Neben Problemen mit der Regulierung und der Lieferkette hat der Verteidigungssektor auch einen schlechten Ruf, was Investitionen erschwert. Die Expertengruppe der EU-Kommission kam kürzlich zu dem Schluss, dass die Industrie nicht in der kommenden EU-Sozialtaxonomie aufgenommen werden kann. Damit gelten Investitionen in Rüstungskonzerne voraussichtlich nicht als „nachhaltig“.
„Die Verteidigungsindustrie wird als etwas Unerwünschtes wahrgenommen“, sagte Hynek, Präsident des tschechischen Verbands der Verteidigungs- und Sicherheitsindustrie, auf einer von EURACTIV.cz organisierten Konferenz.
„Wenn Sie militärisches Material produzieren, garantiere ich Ihnen, dass der Bankensektor Ihnen nicht nur keinen Kredit geben wird, sondern nicht einmal ein Konto für Sie eröffnen wird“, fügte Hynek hinzu.
Die tschechischen Rüstungsunternehmen hatten nach dem Ausbruch des Krieges in der Ukraine mit einer Veränderung gerechnet, aber der Sektor hat immer noch Probleme zu überwinden.
Tomáš Kopečný, stellvertretender Leiter der Abteilung für industrielle Zusammenarbeit im tschechischen Verteidigungsministerium, stimmt zu, dass die Taxonomie und die mangelnde Bereitschaft des Bankensektors zur Zusammenarbeit mit der Industrie Probleme verursachen könnten.
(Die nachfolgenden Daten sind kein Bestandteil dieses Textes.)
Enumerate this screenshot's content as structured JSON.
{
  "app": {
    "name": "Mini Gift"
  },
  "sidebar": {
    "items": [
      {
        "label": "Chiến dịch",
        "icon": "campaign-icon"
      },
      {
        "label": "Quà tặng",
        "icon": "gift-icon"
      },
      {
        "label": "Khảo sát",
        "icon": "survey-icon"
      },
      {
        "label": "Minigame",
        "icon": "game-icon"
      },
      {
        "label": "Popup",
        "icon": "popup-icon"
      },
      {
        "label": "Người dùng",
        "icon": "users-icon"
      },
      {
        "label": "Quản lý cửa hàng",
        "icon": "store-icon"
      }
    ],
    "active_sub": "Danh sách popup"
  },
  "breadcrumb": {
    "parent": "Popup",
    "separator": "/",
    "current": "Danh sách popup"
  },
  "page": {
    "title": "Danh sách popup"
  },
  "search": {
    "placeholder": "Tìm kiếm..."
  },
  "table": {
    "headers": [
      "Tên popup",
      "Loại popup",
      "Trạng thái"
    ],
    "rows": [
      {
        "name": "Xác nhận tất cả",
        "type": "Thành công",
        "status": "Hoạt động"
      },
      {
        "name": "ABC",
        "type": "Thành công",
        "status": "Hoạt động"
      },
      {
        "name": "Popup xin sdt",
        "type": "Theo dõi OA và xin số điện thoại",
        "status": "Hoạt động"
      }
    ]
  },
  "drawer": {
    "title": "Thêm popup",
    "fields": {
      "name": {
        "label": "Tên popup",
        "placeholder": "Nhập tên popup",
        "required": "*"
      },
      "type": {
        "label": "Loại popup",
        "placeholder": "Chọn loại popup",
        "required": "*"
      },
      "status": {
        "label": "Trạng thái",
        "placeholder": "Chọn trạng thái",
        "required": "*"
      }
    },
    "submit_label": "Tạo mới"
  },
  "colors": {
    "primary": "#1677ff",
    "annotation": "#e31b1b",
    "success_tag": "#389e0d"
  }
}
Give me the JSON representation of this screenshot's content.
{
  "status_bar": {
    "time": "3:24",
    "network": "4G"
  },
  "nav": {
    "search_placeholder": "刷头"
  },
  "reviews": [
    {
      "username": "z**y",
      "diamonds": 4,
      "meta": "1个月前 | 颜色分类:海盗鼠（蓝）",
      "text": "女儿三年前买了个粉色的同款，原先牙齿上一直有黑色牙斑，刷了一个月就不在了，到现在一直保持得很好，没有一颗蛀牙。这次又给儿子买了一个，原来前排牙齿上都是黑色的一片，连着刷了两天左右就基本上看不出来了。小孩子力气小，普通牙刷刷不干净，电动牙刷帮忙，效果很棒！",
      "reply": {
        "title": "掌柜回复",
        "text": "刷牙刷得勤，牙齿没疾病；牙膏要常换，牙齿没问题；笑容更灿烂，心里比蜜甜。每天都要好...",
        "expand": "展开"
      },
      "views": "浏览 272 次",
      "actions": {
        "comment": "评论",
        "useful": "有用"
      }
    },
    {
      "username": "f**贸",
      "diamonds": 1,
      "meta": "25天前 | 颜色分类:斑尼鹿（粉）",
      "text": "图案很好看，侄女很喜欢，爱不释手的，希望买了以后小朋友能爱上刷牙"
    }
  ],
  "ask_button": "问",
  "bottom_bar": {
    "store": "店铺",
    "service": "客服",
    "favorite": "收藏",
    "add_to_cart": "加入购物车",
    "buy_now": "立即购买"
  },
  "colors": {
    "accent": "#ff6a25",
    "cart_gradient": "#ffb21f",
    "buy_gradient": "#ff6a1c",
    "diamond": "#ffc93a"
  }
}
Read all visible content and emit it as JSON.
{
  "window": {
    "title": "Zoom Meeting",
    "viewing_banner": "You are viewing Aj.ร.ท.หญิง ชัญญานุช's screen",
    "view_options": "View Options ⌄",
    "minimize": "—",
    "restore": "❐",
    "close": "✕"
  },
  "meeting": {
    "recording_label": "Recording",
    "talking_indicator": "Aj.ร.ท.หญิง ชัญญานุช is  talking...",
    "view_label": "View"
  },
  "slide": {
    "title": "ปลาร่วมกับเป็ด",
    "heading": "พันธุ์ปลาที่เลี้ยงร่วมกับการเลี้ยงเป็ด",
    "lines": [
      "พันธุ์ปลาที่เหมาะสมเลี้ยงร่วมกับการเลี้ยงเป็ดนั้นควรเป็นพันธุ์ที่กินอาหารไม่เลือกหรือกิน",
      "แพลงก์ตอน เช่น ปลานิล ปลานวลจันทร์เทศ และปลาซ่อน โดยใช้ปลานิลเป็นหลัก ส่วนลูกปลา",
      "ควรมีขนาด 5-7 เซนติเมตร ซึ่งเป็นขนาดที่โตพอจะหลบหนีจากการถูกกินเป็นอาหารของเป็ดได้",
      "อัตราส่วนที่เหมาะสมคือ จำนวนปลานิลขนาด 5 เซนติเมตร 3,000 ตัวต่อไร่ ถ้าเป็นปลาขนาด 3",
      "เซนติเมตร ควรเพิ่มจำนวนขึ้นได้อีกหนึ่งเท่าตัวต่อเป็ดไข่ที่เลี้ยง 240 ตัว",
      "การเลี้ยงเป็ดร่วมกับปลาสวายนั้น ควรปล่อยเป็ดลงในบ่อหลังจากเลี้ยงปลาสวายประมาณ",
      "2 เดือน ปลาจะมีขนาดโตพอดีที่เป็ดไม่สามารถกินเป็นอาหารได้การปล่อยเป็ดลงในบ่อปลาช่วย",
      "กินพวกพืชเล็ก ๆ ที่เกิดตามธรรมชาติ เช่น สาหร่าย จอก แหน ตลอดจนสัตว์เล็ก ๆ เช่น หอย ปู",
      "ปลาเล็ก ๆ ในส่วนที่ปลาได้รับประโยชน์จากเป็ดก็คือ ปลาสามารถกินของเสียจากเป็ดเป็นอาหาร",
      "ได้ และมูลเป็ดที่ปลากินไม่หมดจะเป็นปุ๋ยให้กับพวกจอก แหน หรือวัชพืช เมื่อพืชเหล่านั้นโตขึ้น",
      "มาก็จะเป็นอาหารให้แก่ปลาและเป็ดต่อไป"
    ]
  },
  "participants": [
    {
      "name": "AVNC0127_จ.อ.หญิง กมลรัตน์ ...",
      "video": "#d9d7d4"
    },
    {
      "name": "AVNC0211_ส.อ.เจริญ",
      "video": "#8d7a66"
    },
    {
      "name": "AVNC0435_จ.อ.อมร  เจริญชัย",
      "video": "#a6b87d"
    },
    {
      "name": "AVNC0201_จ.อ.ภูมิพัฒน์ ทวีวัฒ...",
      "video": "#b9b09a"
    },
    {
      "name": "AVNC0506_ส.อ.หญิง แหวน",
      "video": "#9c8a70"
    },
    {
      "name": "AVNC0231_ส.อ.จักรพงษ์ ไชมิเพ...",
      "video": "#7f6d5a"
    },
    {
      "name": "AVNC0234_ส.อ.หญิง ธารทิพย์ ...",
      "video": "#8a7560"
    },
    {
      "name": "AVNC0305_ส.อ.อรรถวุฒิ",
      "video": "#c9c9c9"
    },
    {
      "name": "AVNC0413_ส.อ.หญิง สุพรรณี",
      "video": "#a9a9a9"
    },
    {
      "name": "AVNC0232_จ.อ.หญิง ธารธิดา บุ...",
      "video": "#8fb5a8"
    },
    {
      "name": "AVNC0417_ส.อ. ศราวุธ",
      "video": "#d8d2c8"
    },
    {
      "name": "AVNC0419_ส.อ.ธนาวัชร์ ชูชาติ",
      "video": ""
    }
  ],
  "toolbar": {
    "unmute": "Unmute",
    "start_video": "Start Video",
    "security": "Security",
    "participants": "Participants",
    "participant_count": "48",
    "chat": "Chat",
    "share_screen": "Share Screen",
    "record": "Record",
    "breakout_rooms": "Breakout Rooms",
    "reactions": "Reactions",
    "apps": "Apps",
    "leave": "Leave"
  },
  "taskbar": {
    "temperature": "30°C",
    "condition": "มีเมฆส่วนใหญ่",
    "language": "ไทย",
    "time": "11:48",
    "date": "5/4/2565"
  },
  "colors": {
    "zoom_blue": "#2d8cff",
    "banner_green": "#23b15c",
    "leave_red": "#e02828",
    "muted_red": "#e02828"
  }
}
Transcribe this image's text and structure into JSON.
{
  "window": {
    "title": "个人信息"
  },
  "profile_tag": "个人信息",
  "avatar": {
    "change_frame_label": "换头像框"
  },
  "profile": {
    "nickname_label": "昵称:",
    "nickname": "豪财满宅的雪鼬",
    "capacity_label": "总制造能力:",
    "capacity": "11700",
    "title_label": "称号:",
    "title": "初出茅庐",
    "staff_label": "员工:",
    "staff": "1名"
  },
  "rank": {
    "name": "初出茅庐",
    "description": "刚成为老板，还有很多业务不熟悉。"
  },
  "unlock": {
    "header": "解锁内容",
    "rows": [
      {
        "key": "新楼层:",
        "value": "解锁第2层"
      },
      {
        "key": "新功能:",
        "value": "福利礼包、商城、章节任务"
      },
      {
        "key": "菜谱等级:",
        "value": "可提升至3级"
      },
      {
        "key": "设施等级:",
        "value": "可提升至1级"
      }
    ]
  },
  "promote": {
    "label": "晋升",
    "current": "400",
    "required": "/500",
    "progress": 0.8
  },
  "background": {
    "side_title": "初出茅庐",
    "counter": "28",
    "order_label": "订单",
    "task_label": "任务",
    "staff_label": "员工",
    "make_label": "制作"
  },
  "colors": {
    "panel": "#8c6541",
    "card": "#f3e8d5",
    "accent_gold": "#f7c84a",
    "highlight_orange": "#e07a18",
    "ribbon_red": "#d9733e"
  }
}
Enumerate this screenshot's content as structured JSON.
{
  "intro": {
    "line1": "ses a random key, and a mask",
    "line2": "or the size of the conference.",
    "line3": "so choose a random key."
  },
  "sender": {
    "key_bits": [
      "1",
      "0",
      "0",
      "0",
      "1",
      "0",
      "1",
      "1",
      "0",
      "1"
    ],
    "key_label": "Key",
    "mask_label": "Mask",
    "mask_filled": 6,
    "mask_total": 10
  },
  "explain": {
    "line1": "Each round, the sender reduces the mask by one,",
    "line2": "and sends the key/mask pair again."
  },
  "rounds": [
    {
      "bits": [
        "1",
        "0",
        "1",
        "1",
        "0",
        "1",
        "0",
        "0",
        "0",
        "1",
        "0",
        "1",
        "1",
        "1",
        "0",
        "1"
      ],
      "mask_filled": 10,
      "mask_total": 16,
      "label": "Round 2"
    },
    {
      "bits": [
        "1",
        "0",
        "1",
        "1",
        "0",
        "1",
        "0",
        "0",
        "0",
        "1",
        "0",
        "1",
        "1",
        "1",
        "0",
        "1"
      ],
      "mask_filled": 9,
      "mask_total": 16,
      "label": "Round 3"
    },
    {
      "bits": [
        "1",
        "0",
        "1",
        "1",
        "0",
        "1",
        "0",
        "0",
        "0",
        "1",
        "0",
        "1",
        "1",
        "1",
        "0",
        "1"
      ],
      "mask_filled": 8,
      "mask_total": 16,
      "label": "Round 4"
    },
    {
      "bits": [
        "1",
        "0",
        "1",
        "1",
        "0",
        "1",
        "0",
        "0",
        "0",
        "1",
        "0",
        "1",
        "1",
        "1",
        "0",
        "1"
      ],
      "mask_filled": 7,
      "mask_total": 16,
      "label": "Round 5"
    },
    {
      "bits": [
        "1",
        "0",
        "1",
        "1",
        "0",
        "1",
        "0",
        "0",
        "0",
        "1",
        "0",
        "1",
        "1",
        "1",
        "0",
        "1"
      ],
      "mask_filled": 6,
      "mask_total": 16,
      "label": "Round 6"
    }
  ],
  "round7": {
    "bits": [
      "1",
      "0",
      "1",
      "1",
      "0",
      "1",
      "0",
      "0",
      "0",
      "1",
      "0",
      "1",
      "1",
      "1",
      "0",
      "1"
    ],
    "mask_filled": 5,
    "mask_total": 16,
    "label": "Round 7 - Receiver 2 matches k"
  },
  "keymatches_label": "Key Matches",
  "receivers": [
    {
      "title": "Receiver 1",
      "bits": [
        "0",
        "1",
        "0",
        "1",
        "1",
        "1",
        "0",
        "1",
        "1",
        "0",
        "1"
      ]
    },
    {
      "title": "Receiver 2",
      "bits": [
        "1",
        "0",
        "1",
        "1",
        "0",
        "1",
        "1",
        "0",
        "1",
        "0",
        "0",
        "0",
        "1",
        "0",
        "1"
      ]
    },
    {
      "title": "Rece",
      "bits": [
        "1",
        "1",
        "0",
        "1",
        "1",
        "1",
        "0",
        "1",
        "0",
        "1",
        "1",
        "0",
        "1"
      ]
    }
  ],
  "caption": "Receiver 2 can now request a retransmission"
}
Andererseits begrüßte Kopečný die neuen Finanzinstrumente, die auf EU-Ebene zur Unterstützung von Verteidigungsinvestitionen geschaffen wurden – den Europäischen Verteidigungsfonds, die Europäische Friedensfazilität und den künftigen EU-Rahmen für gemeinsame Beschaffung.
„Wir wollen eine europäische Verteidigungsindustrie, sie ist der Garant für unsere Verteidigungsfähigkeit, und wir werden alles tun, damit sie funktioniert. Sie muss von den Spitzenpolitikern gehört werden“, so Hynek abschließend.